OpenCV-Python Installation and Image Read, Display, Save
OpenCV is an open-source computer vision library widely used in image processing, machine learning, and real-time computer vision applications. It supports operations like image and video filtering, denoising, object detection, face recognition, ID number recognition, and license plate recognition. While there are other tools available for these domains, this article focuses on OpenCV.
OpenCV provides many functions for digital images. An image consists of pixels, each containing information such as color, brightness, and saturation. These are stored as data (typically various numeric types) in computers, and OpenCV excels at processing such data.
Before processing, we need the data. This article serves as an entry point to the OpenCV-Python series, covering installation, reading, displaying, and saving images.

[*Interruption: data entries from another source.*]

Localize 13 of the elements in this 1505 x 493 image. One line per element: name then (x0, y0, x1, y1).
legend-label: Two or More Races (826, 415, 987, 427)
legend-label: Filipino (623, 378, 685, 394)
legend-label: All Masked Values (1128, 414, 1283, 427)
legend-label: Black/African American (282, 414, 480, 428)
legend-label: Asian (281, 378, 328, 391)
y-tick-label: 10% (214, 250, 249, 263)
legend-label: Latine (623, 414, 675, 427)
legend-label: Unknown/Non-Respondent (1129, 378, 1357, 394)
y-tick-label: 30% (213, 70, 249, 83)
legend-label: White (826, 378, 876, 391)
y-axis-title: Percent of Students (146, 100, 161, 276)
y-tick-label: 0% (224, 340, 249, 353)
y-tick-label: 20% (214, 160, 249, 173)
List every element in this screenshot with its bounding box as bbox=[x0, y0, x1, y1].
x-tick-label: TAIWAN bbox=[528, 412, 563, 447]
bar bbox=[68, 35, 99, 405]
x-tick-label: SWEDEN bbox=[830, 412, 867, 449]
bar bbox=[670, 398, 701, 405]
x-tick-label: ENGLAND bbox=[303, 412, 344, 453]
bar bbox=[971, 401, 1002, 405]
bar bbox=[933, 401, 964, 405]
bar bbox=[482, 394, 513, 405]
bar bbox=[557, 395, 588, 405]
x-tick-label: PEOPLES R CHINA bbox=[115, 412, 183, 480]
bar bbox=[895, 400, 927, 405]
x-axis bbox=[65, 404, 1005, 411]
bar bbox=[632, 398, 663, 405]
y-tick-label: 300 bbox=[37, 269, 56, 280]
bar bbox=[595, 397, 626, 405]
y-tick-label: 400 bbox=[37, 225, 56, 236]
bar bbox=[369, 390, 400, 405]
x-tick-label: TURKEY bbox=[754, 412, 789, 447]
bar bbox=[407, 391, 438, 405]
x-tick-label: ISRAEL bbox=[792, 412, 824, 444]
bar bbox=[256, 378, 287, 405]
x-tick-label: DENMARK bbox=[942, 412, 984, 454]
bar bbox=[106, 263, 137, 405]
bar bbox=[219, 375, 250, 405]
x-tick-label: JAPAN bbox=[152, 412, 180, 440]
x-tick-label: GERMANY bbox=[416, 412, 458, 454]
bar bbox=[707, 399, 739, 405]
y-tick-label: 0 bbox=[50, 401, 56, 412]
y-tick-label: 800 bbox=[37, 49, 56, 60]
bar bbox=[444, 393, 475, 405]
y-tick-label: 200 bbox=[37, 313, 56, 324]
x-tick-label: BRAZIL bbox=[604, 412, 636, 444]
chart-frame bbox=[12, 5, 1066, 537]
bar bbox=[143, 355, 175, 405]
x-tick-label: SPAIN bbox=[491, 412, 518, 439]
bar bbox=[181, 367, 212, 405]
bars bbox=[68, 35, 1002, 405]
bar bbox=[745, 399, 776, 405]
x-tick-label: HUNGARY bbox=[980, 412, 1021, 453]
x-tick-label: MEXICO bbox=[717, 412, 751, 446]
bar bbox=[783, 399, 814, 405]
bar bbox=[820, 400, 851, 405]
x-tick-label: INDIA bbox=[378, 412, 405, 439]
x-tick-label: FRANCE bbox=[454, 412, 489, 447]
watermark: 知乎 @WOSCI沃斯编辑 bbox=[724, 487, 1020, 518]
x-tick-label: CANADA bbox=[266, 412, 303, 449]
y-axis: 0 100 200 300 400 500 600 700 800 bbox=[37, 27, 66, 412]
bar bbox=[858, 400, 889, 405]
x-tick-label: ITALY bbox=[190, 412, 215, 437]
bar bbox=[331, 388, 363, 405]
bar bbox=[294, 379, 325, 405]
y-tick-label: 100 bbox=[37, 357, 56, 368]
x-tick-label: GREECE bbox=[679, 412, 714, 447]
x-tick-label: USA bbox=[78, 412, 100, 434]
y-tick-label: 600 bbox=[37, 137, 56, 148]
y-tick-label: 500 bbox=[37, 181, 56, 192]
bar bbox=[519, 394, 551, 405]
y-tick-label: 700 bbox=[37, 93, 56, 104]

OpenCV supports multiple programming languages like Python, C++, and even JavaScript.
- Official website: https://opencv.org/
- OpenCV Python documentation: https://docs.opencv.org/4.1.2/d6/d00/tutorial_py_root.html
Installation and Import
Installation
First, ensure a Python environment is set up. Then install OpenCV:
pip install opencv-python
Verify installation with:
python -c "import cv2; print(cv2.__version__)"
If the version number is printed, installation succeeded.
Import
Create a project directory and a file main.py. Open it and import OpenCV:
import cv2
Reading Images
Reading an image is the first step. Use cv2.imread() to load an image file.
import cv2
# Read an image
image = cv2.imread('example.png')
cv2.imread() accepts two parameters:
- Parameter 1: local file path. Direct reading from URLs is not supported; use libraries like
requeststo download and convert to OpenCV format. - Parameter 2: read mode (optional). Options include:
cv2.IMREAD_COLOR: load color image, ignoring transparency (default).cv2.IMREAD_GRAYSCALE: load image in grayscale.cv2.IMREAD_UNCHANGED: load image including alpha channel.
Displaying Images
Unlike JavaScript, Python cannot direct display in a browser. Use cv2.imshow() to create a window and show the image. Use cv2.waitKey() to keep the window open.
# Display the image
cv2.imshow('Image Window', image)
# Wait for a key press to close the window
cv2.waitKey(0)
# Close all windows and release resources
cv2.destroyAllWindows()
cv2.imshow() takes two arguments:
- Window name (string).
- Image data to display.
cv2.waitKey(0) waits indefinitely until a key is pressed. A non-zero value waits that many milliseconds. Finally, cv2.destroyAllWindows() closes all OpenCV windows.
This functon is essential for visualizing results during development.
Saving Images
After processing (e.g., resizing, filtering), use cv2.imwrite() to save the result.
# Save the image
cv2.imwrite('output.jpg', image)
cv2.imwrite() takes two arguments:
- File path to save.
- Image data to save.
These basic operations will be frequently used in future topics.